The Juvenile Offenders (Amendment) Act amends section
19 of the law and provides for the removal of whipping for any
offence committed by children or young adults while the Training
Schools (Amendment) Act repeals sections of the law which
permitted whipping and flogging of children kept at those
institutions.
Home Affairs Minister Clement Rohee said that government also
now assumes responsibility for children in those institutions by
taking the burden off of parents and or guardians for their
upkeep. Rohee called the provisions in the legislation
which were repealed as "archaic". He said too that some
of the amendments in the Training School Act were necessary in
order for it to be compatible with the amendments in the Juvenile
Offenders Act.
PNCR-1G MP Debra Backer offered her party's support for the
amendments, but questioned how serious the administration is with
respect to modernizing legislation because it has resisted
rational calls for the establishing of a permanent Law Reform
Commission. She charged that laws were being amended in an ad hoc
manner.
Backer also questioned how the government is moving to end
corporal punishment at training schools and in the regular public
school system heads can still impose corporal punishment.

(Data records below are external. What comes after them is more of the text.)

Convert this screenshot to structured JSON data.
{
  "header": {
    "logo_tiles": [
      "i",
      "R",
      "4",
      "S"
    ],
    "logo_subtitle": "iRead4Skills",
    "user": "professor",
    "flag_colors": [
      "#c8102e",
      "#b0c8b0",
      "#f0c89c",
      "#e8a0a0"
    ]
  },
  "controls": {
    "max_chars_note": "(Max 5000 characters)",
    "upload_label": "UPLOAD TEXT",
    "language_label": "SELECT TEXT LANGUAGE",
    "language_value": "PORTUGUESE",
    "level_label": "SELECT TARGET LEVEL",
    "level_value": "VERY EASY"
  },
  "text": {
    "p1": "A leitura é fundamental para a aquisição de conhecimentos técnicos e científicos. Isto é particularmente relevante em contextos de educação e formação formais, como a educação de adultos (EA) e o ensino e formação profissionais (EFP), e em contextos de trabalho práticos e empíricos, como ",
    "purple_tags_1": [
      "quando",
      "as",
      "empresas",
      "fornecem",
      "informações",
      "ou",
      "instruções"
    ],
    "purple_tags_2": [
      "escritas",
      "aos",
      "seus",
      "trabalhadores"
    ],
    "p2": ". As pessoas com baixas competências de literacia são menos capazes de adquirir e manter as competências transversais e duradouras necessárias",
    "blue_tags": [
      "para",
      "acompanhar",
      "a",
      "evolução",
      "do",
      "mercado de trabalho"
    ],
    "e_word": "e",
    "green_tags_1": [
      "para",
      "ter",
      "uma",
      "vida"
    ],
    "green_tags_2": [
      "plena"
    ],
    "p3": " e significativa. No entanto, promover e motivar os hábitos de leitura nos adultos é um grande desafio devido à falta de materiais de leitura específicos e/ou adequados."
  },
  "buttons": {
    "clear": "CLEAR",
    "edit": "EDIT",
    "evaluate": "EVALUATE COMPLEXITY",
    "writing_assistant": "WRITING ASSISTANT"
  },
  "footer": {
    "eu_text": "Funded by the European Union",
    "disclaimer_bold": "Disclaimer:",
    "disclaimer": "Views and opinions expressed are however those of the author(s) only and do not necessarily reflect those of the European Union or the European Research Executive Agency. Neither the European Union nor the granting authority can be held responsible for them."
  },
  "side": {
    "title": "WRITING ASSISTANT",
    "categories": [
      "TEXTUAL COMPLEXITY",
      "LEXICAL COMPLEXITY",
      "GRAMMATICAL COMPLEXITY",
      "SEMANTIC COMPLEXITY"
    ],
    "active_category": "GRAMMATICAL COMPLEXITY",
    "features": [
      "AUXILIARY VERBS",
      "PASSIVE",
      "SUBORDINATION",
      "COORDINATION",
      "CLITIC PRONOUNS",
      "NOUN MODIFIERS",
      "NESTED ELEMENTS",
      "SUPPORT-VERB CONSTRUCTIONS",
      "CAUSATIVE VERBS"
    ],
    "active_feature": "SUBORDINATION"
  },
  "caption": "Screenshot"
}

AFC MPs Khemraj Ramjattan and Latchmin Punalall slammed the
government for bringing the amendments to the house without
giving due credit to their former MP, Chantelle Smith who had
piloted legislation years ago to remove corporal punishment in
schools including training schools such as the New Opportunity
Corps. Ramjattan acknowledged that the legislation was later
passed but "with additional government
amendments". AFC also supported the legislation.

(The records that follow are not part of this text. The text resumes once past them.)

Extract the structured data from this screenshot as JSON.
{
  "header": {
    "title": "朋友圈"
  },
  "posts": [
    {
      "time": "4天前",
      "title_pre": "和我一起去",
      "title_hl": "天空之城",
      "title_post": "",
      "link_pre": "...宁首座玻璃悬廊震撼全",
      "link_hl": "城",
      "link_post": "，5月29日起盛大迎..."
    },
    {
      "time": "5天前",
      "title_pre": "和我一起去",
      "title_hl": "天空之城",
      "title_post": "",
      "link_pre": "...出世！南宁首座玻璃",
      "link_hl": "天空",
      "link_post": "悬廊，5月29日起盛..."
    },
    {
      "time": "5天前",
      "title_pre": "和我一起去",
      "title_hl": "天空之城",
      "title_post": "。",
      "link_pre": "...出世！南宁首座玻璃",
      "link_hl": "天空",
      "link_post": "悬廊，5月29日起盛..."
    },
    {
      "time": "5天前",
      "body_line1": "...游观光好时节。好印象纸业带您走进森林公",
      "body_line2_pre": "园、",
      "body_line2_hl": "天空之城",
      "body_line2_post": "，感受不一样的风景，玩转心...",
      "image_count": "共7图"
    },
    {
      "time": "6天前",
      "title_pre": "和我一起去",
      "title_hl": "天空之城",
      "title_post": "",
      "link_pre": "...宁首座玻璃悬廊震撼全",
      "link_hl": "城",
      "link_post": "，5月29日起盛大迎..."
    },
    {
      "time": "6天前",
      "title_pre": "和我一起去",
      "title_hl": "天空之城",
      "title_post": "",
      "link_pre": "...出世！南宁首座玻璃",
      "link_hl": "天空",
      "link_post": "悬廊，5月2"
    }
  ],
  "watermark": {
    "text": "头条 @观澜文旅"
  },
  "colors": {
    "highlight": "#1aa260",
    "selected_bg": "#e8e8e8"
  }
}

With respect to the amendments, section 20 (1) of the
Principal Training School Act had stated that any boy detained in
school who wilfully neglects to conform to the regulations may
for every offence be ordered by the headmaster or the person in
charge to be whipped with such instruments as the Minister may
prescribe. The punishment was not to exceed six strokes or for
solitary confinement not to exceed one day.
Section 26 of the Act addressed the issue of a parent and or
guardian maintaining a child who is detained for a sum of $3
dollars a week while Section 27 dealt with the mode of enforcing
the maintenance liabilities of parents and guardians. Both
sections have been repealed.
Additionally, Section 19 of the Principal Juvenile Offenders
Act was amended to provide for the removal of whipping for any
offence committed by children or young adults.